从中我们可以看出，在特征图的每个位置（像素点）处都会有几个设定的默认框（4-6个），这些默认框的宽高比是需要我们设定的，而不同层上的特征图上的默认框的宽度和高度是根据 $s_{k}$ 和 $a_{r}$ 所确定的。

注：同一层的所有特征图共享一组默认框。

（1）caffe.proto中关于该层参数的说明

该层所需要设置的参数比较多：

// Message that store parameters used by PriorBoxLayer
message PriorBoxParameter {
  // Encode/decode type.
  enum CodeType {
    CORNER = 1;
    CENTER_SIZE = 2;
    CORNER_SIZE = 3;
  }
  // Minimum box size (in pixels). Required!
  repeated float min_size = 1; //对应论文2.2节中公式（4）中的sk×网络输入层输入图像[data层的输入]大小
  // Maximum box size (in pixels). Required!
  repeated float max_size = 2; //下一层用来生成默认框特征图所在的min_size（对应论文2.2节中公式（4）中的sk+1×网络输入层输入图像[data层的输入]大小）
  // Various of aspect ratios. Duplicate ratios will be ignored.
  // If none is provided, we use default ratio 1.
  repeated float aspect_ratio = 3; //宽高比
  // If true, will flip each aspect ratio.
  // For example, if there is aspect ratio "r",
  // we will generate aspect ratio "1.0/r" as well.
  optional bool flip = 4 [default = true]; //是否翻转宽高比
  // If true, will clip the prior so that it is within [0, 1]
  optional bool clip = 5 [default = false]; //是否进行裁剪（是否保证默认框整个在网络输入层输入图像内）
  // Variance for adjusting the prior bboxes.
  repeated float variance = 6; //暂时未知用来做什么
  // By default, we calculate img_height, img_width, step_x, step_y based on
  // bottom[0] (feat) and bottom[1] (img).

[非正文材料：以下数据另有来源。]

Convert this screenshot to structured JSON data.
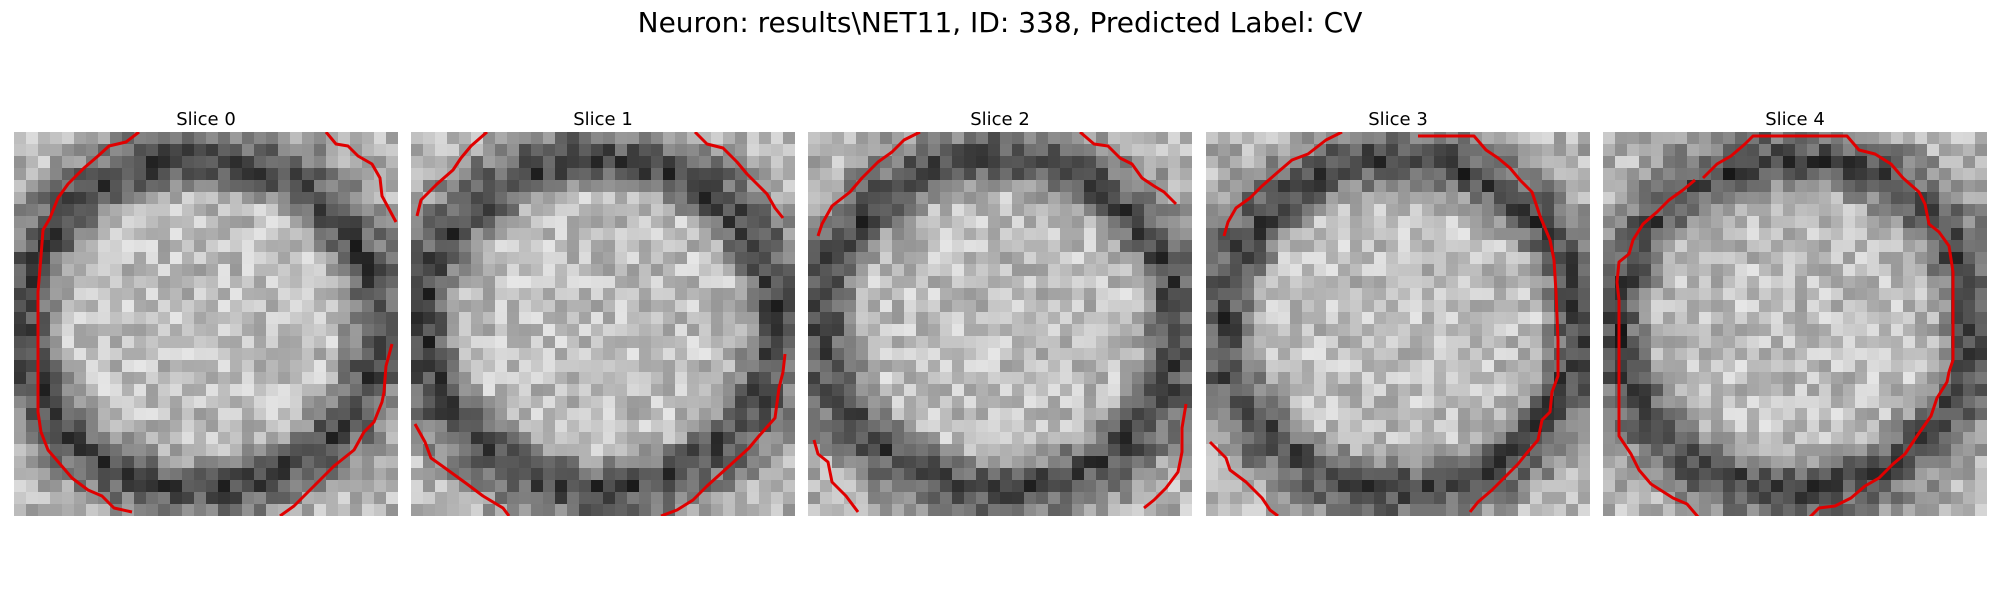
{
  "figure": {
    "title": "Neuron: results\\NET11, ID: 338, Predicted Label: CV",
    "contour_color": "#e00000"
  },
  "slices": [
    {
      "title": "Slice 0"
    },
    {
      "title": "Slice 1"
    },
    {
      "title": "Slice 2"
    },
    {
      "title": "Slice 3"
    },
    {
      "title": "Slice 4"
    }
  ]
}
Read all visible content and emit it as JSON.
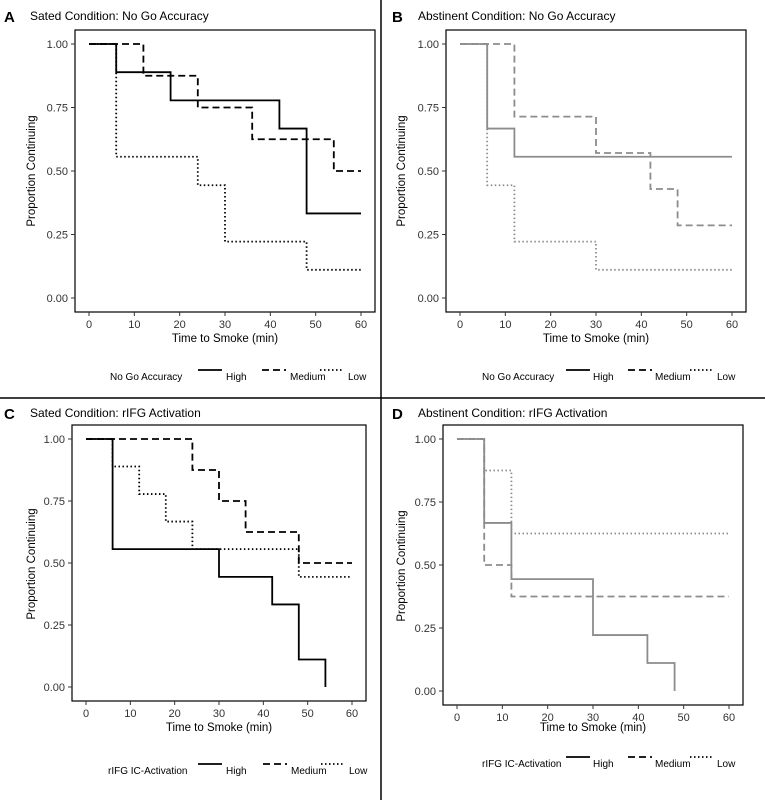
{
  "chart_data": [
    {
      "type": "line",
      "step": true,
      "panel_letter": "A",
      "title": "Sated Condition: No Go Accuracy",
      "xlabel": "Time to Smoke (min)",
      "ylabel": "Proportion Continuing",
      "xlim": [
        0,
        60
      ],
      "ylim": [
        0,
        1
      ],
      "x_ticks": [
        "0",
        "10",
        "20",
        "30",
        "40",
        "50",
        "60"
      ],
      "y_ticks": [
        "0.00",
        "0.25",
        "0.50",
        "0.75",
        "1.00"
      ],
      "line_color": "#000000",
      "legend_title": "No Go Accuracy",
      "series": [
        {
          "name": "High",
          "style": "solid",
          "x": [
            0,
            6,
            18,
            42,
            48,
            60
          ],
          "y": [
            1.0,
            0.889,
            0.778,
            0.667,
            0.333,
            0.333
          ]
        },
        {
          "name": "Medium",
          "style": "dashed",
          "x": [
            0,
            12,
            24,
            36,
            54,
            60
          ],
          "y": [
            1.0,
            0.875,
            0.75,
            0.625,
            0.5,
            0.5
          ]
        },
        {
          "name": "Low",
          "style": "dotted",
          "x": [
            0,
            6,
            24,
            30,
            48,
            60
          ],
          "y": [
            1.0,
            0.556,
            0.444,
            0.222,
            0.111,
            0.111
          ]
        }
      ]
    },
    {
      "type": "line",
      "step": true,
      "panel_letter": "B",
      "title": "Abstinent Condition: No Go Accuracy",
      "xlabel": "Time to Smoke (min)",
      "ylabel": "Proportion Continuing",
      "xlim": [
        0,
        60
      ],
      "ylim": [
        0,
        1
      ],
      "x_ticks": [
        "0",
        "10",
        "20",
        "30",
        "40",
        "50",
        "60"
      ],
      "y_ticks": [
        "0.00",
        "0.25",
        "0.50",
        "0.75",
        "1.00"
      ],
      "line_color": "#8c8c8c",
      "legend_title": "No Go Accuracy",
      "series": [
        {
          "name": "High",
          "style": "solid",
          "x": [
            0,
            6,
            12,
            60
          ],
          "y": [
            1.0,
            0.667,
            0.556,
            0.556
          ]
        },
        {
          "name": "Medium",
          "style": "dashed",
          "x": [
            0,
            12,
            30,
            42,
            48,
            60
          ],
          "y": [
            1.0,
            0.714,
            0.571,
            0.429,
            0.286,
            0.286
          ]
        },
        {
          "name": "Low",
          "style": "dotted",
          "x": [
            0,
            6,
            12,
            30,
            60
          ],
          "y": [
            1.0,
            0.444,
            0.222,
            0.111,
            0.111
          ]
        }
      ]
    },
    {
      "type": "line",
      "step": true,
      "panel_letter": "C",
      "title": "Sated Condition: rIFG Activation",
      "xlabel": "Time to Smoke (min)",
      "ylabel": "Proportion Continuing",
      "xlim": [
        0,
        60
      ],
      "ylim": [
        0,
        1
      ],
      "x_ticks": [
        "0",
        "10",
        "20",
        "30",
        "40",
        "50",
        "60"
      ],
      "y_ticks": [
        "0.00",
        "0.25",
        "0.50",
        "0.75",
        "1.00"
      ],
      "line_color": "#000000",
      "legend_title": "rIFG IC-Activation",
      "series": [
        {
          "name": "High",
          "style": "solid",
          "x": [
            0,
            6,
            30,
            42,
            48,
            54
          ],
          "y": [
            1.0,
            0.556,
            0.444,
            0.333,
            0.111,
            0.0
          ]
        },
        {
          "name": "Medium",
          "style": "dashed",
          "x": [
            0,
            24,
            30,
            36,
            48,
            60
          ],
          "y": [
            1.0,
            0.875,
            0.75,
            0.625,
            0.5,
            0.5
          ]
        },
        {
          "name": "Low",
          "style": "dotted",
          "x": [
            0,
            6,
            12,
            18,
            24,
            48,
            60
          ],
          "y": [
            1.0,
            0.889,
            0.778,
            0.667,
            0.556,
            0.444,
            0.444
          ]
        }
      ]
    },
    {
      "type": "line",
      "step": true,
      "panel_letter": "D",
      "title": "Abstinent Condition: rIFG Activation",
      "xlabel": "Time to Smoke (min)",
      "ylabel": "Proportion Continuing",
      "xlim": [
        0,
        60
      ],
      "ylim": [
        0,
        1
      ],
      "x_ticks": [
        "0",
        "10",
        "20",
        "30",
        "40",
        "50",
        "60"
      ],
      "y_ticks": [
        "0.00",
        "0.25",
        "0.50",
        "0.75",
        "1.00"
      ],
      "line_color": "#8c8c8c",
      "legend_title": "rIFG IC-Activation",
      "series": [
        {
          "name": "High",
          "style": "solid",
          "x": [
            0,
            6,
            12,
            30,
            42,
            48
          ],
          "y": [
            1.0,
            0.667,
            0.444,
            0.222,
            0.111,
            0.0
          ]
        },
        {
          "name": "Medium",
          "style": "dashed",
          "x": [
            0,
            6,
            12,
            60
          ],
          "y": [
            1.0,
            0.5,
            0.375,
            0.375
          ]
        },
        {
          "name": "Low",
          "style": "dotted",
          "x": [
            0,
            6,
            12,
            60
          ],
          "y": [
            1.0,
            0.875,
            0.625,
            0.625
          ]
        }
      ]
    }
  ]
}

Unless these values are explicitely
  // provided.
  // Explicitly provide the img_size.
  optional uint32 img_size = 7;
  // Either img_size or img_h/img_w should be specified; not both.
  optional uint32 img_h = 8; //网络输入层输入图像的高（或自行设置的高度）
  optional uint32 img_w = 9; //网络输入层输入图像的宽（或自行设置的宽度）

  // Explicitly provide the step size.
  optional float step = 10;
  // Either step or step_h/step_w should be specified; not both.
  optional float step_h = 11; //特征图上同一列上相邻两像素点间的距离在网络输入层输入图像上的距离
  optional float step_w = 12; //特征图上同一行上相邻两像素点间的距离在网络输入层输入图像上的距离

  // Offset to the top left corner of each cell.
  optional float offset = 13 [default = 0.5]; //默认框中心偏移量（相对偏移量）
}

其中几个重要的参数说明如下：

min_size：该层的 $s_{k}$ 乘上网络输入层的输入图像大小（data层），即是一个像素值

max_size：下一层的 $s_{k}$ （即论文中的 $s_{k+1}$ ）乘上网络输入层的输入图像大小（data层），即是一个像素值

注：min_size和max_size是用来计算额外添加的宽高比为1时的一个默认框的参数（即为了计算其尺寸 $s_{k}^{'}=\sqrt{s_{k}s_{k+1}}$ ）

step/step_h,step_w：用于计算当前特征图上某一位置处所有默认框中心坐标在网络输入层输入图像坐标系下的坐标

由此我们可以先提前看一下该层在train.prototxt（SSD300的训练网络）中的样子：

layer {
  name: "conv4_3_norm_mbox_priorbox"
  type: "PriorBox"
  bottom: "conv4_3_norm"
  bottom: "data"
  top: "conv4_3_norm_mbox_priorbox"
  prior_box_param {
    min_size: 30.0
    max_size: 60.0
    aspect_ratio: 2
    flip: true
    clip: false
    variance: 0.1
    variance: 0.1
    variance: 0.2
    variance: 0.2
    step: 8
    offset: 0.5
  }
}

拿上面的conv4_3层的特征图为例，从中可以看出该层需要有两个输入，即bottom[0]为上面的conv4_3_norm，bottom[1]为上面的data（也即网络输入层输入图像）。

①min_size和max_size进一步分析

SSD300网络（300即输入图像大小为300×300）修改自VGG16网络，大家可以自行推导一下conv4_3层特征图的大小（我推出来是38×38，注意caffe中的卷积层是向下取整的，即用floor函数来计算最终的特征图大小;而池化层是向上取整的，即用cell函数来计算特征图大小，大家不信的话可以去源码中找一下）。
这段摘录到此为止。